The Falklanders had their Britishness to save them and the Kuwaitis had oil. Television footage of the Kurds in northern Iraq forced George Bush to send in the marines, the day after he had declared that he would not do so. More recently, Washington tookon the Haiti problem because it was so close to home. Bosnia, however, does not seem close enough to Europe to merit more than humanitarian intervention. Britain and France have chosen not to see Bosnia in ideological terms. To them it is a local atavistic squabble and they have decided to be "neutral", thereby allowing the stronger side to win.

There were several moments when the opportunity to change the course of history in the Balkans was lost. They were lost because Europe - France and Britain in particular - was divided and indecisive, and undermined its own credibility. In his aptly titled forthcoming book Triumph of a Lack of Will, James Gow, lecturer in War Studies at Kings College London, traces the many moments when a show of coercive force made the Serbs back off and the many other moments when a resolute follow through would have dissuaded them further.

"The conclusions are clear," Gow wrote in an earlier article. "Wherever there has been someone or something to force the Serbian camp to modify its behaviour, that behaviour has been modified. Where there has been no serious impediment, the Serbian military machine has freely used violence, or the threat of violence, to get what it wants."

But Douglas Hurd and Alain Juppe are like schoolmasters who have progressively lost control of the class. "If you don't go back to your seats, I'll make you sit down - and this time I really mean it!" They never meant it, and the bad boys have found the door had no lock and teacher was not allowed to use his cane. In the end, the teacher is going home, which is where the bad boys want him.

The failure will be blamed on the United Nations. This is a bit like the directors of a company blaming "the board" for its poor results. When it comes to military intervention there are three countries that count: the United States, Britain and France -with Russia in agreement if possible. But they like to hide behind the UN so as to spread the blame when things go wrong. In Bosnia General Sir Michael Rose takes his orders from Malcolm Rifkind, our Defence Secretary, not Kofi Annan, the head of peace-keeping at the UN. The UN is simply the forum for discussing the issues and rubber-stamping the decisions. The decisions are taken by Mr Hurd and Mr Juppe, not Boutros Boutros-Ghali, and it is Mr Hurd and Mr Juppe who must take the blame for failure.

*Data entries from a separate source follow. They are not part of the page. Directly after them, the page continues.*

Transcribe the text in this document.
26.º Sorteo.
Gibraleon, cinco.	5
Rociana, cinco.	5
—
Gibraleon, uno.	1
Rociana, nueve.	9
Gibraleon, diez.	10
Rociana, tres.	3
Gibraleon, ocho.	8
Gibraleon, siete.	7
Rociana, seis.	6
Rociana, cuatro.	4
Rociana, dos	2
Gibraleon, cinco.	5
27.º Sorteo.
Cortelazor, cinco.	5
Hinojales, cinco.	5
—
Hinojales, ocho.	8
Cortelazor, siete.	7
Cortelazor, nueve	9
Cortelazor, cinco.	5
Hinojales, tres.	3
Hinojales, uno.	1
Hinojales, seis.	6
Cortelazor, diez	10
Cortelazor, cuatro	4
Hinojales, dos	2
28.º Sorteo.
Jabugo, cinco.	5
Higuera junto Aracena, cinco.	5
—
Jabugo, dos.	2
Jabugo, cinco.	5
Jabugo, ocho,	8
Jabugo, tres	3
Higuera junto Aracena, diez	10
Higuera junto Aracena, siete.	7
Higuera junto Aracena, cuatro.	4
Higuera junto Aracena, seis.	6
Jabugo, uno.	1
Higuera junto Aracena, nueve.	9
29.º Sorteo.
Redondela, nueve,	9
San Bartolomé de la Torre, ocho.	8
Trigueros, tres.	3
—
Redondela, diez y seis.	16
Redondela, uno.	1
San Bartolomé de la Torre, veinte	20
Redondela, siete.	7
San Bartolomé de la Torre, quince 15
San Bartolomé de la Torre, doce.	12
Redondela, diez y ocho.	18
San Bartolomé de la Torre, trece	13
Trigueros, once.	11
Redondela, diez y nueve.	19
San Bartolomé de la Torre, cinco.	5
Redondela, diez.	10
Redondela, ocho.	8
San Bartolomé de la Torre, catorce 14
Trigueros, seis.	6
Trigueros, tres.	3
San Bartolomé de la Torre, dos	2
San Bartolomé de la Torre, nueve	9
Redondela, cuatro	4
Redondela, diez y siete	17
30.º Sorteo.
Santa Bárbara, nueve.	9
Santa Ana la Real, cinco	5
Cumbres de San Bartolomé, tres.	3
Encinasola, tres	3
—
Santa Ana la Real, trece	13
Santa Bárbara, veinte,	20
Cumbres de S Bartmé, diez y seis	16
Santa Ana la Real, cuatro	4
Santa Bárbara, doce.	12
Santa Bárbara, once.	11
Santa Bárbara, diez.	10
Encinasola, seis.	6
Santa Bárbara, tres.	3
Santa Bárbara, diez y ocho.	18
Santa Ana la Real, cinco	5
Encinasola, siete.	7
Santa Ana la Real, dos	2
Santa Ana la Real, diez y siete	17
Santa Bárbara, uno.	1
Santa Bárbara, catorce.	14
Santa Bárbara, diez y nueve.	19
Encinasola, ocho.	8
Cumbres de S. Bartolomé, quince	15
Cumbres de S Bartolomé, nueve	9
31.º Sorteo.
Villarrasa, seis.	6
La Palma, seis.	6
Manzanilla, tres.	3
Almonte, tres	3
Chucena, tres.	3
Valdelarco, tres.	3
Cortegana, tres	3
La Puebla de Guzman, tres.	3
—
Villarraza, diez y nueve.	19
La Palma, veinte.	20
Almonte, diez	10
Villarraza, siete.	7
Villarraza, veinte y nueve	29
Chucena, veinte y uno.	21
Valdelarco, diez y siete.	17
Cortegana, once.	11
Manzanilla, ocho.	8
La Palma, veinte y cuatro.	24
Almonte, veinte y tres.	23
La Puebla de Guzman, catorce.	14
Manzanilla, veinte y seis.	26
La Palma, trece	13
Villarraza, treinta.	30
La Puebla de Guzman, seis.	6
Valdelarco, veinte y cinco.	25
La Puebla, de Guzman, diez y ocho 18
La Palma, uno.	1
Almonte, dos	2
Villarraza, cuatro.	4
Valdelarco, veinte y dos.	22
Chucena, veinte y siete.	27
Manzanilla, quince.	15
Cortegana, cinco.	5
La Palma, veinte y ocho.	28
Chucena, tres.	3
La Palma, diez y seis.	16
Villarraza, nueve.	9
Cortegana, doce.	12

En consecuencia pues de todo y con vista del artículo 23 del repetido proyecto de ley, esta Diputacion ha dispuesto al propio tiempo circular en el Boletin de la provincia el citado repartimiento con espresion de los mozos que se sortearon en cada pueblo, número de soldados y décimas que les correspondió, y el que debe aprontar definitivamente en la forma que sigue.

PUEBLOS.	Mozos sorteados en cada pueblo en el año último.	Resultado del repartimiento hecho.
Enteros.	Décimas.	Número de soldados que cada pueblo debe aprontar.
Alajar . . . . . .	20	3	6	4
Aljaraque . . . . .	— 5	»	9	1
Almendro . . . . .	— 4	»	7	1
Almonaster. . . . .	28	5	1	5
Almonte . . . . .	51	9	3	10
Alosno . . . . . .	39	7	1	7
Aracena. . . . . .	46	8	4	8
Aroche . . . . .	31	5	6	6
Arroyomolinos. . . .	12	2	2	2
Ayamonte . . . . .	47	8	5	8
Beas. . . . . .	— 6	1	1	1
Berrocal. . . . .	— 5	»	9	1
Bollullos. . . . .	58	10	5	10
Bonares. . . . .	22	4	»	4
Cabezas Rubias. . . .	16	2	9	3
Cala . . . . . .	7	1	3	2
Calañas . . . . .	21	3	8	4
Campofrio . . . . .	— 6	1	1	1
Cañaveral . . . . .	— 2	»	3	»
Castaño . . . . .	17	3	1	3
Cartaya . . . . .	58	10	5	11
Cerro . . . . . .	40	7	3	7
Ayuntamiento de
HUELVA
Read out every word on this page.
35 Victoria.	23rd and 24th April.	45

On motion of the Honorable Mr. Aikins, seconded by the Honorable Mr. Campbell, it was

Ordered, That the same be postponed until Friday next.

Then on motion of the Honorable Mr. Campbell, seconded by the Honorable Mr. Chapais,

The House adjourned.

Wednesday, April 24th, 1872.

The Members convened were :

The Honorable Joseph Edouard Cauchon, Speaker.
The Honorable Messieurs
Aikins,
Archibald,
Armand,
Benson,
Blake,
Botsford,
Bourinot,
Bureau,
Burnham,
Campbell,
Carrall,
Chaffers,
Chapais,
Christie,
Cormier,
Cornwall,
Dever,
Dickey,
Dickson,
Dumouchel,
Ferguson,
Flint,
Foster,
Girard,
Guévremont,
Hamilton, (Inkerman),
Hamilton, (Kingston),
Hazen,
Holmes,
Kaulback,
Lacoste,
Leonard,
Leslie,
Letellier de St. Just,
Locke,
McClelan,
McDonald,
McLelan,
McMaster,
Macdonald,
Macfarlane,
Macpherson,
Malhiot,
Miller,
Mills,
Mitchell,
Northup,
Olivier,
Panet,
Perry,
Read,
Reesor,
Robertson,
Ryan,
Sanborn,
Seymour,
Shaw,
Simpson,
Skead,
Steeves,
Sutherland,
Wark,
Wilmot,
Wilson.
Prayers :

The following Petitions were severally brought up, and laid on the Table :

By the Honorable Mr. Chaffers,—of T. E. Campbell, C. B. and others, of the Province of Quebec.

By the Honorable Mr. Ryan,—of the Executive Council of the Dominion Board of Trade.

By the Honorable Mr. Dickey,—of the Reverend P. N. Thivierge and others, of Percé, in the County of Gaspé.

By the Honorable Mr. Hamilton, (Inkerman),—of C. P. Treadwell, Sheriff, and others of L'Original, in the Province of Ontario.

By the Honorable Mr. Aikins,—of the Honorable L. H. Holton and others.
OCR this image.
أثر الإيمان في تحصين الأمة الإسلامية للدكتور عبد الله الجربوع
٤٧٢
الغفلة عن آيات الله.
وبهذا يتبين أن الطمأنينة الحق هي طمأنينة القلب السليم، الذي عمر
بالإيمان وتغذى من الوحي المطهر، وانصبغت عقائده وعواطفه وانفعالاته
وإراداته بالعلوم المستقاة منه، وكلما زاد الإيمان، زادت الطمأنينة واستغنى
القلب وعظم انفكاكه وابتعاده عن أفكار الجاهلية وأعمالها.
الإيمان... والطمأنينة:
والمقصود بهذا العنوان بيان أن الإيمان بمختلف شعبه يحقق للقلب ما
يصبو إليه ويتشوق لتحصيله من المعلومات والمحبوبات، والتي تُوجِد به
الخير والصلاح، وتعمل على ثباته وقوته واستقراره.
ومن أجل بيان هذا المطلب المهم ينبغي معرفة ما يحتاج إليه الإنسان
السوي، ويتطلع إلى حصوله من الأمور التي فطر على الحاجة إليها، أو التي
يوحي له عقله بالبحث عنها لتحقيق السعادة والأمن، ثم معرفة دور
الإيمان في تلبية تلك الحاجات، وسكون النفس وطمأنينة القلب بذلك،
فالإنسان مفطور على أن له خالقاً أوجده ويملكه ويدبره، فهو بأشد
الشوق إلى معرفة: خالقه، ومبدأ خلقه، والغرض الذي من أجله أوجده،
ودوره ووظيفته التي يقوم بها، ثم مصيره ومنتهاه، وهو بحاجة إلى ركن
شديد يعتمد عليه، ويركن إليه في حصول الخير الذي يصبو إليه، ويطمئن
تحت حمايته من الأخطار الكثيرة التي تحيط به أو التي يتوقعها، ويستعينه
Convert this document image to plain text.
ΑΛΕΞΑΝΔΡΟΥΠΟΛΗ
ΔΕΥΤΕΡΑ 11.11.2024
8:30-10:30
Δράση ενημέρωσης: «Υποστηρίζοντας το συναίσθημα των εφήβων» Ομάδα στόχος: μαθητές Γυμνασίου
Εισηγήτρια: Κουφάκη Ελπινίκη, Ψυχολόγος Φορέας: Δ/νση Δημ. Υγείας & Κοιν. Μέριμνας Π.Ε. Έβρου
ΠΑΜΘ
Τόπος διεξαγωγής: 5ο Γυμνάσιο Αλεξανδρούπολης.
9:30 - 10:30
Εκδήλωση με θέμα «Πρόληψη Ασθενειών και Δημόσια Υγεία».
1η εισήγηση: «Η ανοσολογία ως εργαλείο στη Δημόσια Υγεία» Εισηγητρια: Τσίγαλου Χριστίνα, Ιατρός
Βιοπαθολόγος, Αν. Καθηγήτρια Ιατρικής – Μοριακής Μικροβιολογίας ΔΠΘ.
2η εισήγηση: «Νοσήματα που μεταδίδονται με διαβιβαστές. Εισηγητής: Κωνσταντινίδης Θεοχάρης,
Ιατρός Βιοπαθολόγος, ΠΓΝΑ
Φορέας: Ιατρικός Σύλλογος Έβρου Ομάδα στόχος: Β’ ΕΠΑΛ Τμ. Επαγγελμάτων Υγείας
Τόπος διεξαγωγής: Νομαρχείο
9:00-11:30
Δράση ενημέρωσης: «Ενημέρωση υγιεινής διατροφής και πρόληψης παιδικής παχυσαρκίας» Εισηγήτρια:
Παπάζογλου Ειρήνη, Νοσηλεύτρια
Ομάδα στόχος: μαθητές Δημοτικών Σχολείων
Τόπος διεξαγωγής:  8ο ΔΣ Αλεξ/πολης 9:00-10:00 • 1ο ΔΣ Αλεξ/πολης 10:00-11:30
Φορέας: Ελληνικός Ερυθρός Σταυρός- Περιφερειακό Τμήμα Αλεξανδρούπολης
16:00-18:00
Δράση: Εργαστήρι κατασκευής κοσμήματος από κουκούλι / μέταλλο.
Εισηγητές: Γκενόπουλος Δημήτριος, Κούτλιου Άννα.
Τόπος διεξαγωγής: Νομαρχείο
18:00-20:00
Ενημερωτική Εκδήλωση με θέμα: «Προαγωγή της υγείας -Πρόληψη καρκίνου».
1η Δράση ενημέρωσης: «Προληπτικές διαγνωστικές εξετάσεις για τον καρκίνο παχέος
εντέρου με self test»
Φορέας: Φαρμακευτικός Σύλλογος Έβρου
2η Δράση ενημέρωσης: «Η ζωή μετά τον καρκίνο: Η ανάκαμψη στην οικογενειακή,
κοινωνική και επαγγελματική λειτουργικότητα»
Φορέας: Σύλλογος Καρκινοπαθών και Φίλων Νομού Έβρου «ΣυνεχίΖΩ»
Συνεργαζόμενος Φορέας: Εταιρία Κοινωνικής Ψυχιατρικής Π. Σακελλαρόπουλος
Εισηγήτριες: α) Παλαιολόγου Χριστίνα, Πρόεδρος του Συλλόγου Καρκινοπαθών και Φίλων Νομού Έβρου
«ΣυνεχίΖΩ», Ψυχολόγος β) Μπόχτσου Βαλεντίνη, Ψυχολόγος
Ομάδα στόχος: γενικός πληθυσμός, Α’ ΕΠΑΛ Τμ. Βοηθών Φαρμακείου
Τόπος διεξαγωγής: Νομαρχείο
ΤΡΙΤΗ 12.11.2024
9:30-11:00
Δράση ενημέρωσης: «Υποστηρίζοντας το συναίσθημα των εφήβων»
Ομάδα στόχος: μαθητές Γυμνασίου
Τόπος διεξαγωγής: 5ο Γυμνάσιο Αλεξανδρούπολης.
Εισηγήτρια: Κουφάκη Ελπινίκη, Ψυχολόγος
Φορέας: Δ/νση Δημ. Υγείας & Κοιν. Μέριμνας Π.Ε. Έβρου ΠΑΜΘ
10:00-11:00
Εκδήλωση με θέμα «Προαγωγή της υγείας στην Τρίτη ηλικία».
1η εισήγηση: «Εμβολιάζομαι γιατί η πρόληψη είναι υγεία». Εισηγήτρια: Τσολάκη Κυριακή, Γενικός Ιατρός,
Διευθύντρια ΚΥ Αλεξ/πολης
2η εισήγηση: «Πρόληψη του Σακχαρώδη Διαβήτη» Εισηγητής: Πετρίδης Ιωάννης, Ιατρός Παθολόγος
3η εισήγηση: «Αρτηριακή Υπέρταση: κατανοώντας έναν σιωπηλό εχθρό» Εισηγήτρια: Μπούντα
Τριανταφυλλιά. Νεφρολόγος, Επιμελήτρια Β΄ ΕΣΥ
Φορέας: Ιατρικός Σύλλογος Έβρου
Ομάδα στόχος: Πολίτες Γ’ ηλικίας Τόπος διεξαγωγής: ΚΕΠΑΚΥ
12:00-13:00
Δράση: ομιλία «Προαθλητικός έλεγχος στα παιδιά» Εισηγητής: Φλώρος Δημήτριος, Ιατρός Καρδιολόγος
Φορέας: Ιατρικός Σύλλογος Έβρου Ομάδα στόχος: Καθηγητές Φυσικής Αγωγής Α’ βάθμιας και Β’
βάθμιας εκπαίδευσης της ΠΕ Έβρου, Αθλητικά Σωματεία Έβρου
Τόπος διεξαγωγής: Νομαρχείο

The only question unanswered is whether they saw that the war would escalate and chose to have a weak force in Bosnia so as to make it hostage to the Serbs and give France and Britain an excuse for not intervening further.

The message to anyone else in the region is that for all their rhetoric, Britain, France and the United States are not prepared to protect small states against aggressive neighbours. It is a comforting message to fanatical nationalists. Meanwhile, those who are pondering how to get Unprofor out of Bosnia wonder if it will require a major Nato intervention. It would be ironic if in order to extricate Unprofor, Nato was forced to use the sort of strength many have been calling for all along - and which the politicians said could not be used.